You make one more at his eating tray, and an additional mattress appears in the sleeping-room.

When you depart, you leave if you like a little present, merely for a memorial, with your entertainer; he would be offended if you offered it him openly as a remuneration, and you give

[p.37]some trifling sums to the servants. Thus you will be welcome wherever you go. If perchance you are detained perforce in such a situation,-which may easily happen to you, medical man,-you have only to make yourself as disagreeable as possible, by calling for all manner of impossible things. Shame is a passion with Eastern nations. Your host would blush to point out to you the indecorum of your conduct; and the laws of hospitality oblige him to supply the every want of a guest, even though he be a detenu.

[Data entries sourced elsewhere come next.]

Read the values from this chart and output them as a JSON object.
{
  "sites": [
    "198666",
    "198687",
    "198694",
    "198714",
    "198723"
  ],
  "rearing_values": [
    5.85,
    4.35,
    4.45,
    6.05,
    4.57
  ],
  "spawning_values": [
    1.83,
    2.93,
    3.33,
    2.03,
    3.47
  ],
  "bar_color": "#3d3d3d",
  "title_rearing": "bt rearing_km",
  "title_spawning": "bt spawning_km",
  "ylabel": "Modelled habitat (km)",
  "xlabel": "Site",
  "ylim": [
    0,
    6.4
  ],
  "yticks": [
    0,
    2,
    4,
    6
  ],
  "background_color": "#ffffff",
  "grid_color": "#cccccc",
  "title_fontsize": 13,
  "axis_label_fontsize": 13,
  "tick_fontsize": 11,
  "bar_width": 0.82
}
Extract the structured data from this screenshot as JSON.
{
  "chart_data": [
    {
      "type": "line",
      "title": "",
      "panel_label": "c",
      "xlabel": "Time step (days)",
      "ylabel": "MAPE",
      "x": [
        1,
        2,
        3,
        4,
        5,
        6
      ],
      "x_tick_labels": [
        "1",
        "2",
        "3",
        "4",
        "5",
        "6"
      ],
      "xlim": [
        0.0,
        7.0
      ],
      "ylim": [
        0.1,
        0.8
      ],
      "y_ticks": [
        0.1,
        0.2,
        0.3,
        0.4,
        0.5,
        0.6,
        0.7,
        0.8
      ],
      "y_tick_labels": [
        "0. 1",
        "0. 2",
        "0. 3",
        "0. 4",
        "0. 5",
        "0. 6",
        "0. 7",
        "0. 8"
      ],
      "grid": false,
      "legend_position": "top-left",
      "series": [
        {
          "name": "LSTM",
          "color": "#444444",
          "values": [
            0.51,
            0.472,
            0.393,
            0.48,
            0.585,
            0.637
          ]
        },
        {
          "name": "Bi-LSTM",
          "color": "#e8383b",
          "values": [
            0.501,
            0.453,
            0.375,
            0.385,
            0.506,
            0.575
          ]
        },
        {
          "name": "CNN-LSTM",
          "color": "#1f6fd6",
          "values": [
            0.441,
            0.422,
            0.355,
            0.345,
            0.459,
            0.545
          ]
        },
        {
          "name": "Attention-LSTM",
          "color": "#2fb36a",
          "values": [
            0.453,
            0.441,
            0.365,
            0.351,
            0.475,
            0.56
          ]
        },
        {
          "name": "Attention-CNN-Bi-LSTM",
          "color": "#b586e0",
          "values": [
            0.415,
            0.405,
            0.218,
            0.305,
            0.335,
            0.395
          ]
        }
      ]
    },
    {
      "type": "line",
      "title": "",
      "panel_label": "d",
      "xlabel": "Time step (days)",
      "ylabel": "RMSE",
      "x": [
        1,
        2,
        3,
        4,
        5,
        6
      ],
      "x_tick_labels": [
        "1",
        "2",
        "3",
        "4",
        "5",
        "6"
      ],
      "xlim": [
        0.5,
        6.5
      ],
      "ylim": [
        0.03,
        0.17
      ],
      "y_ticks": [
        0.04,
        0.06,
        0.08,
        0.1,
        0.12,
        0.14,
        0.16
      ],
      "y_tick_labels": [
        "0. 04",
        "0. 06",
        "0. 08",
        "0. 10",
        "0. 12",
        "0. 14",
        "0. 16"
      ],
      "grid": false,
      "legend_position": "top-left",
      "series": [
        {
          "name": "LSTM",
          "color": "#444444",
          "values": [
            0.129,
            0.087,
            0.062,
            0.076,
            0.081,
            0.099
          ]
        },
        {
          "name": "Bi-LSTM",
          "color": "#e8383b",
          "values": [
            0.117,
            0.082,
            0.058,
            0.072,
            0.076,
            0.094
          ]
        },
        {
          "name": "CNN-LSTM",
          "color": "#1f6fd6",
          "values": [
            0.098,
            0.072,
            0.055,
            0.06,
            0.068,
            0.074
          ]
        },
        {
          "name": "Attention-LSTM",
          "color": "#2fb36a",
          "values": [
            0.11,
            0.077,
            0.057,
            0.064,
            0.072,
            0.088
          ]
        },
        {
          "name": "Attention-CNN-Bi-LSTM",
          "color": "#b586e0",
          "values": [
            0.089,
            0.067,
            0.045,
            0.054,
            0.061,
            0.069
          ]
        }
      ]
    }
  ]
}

But of all Orientals, the most antipathetical companion to an Englishman is, I believe, an East-Indian. Like the fox in the fable, fulsomely flattering at first, he gradually becomes easily friendly, disagreeably familiar, offensively rude, which ends by rousing the "spirit of the British lion." Nothing delights the Hindi so much as an opportunity of safely venting the spleen with which he regards his victors.[FN#11] He will sit in the presence of a

[p.38]magistrate, or an officer, the very picture of cringing submissiveness. But after leaving the room, he is as different from his former self as a counsel in court from a counsel at a concert, a sea captain at a club dinner from a sea captain on his quarter-deck. Then he will discover that the English are not brave, nor clever, nor generous, nor civilised, nor anything but surpassing rogues; that every official takes bribes, that their manners are utterly offensive, and that they are rank infidels. Then he will descant complacently upon the probability of a general Bartholomew's Day in the East, and look forward to the hour when enlightened Young India will arise and drive the "foul invader" from the land.[FN#12] Then he will submit his political opinions nakedly, that India should be wrested from the Company and given to the Queen, or taken from the Queen and given to the French. If the Indian has been a European traveller, so much the worse for you. He has blushed to own,-explaining, however , conquest by bribery,-that 50,000 Englishmen hold 150,000,000 of his compatriots in thrall, and for aught you know, republicanism may have become his idol. He has lost all fear of the white face, and having been accustomed to unburden his mind in

"The land where, girt by friend or foe, A man may say the thing he will,"-

he pursues the same course in other lands where it is exceedingly misplaced. His doctrines of liberty and

[p.39]equality he applies to you personally and practically, by not rising when you enter or leave the room,-at first you could scarcely induce him to sit down,-by not offering you his pipe, by turning away when you address him; in fact, by a variety of similar small affronts which none knows better to manage skilfully and with almost impalpable gradations.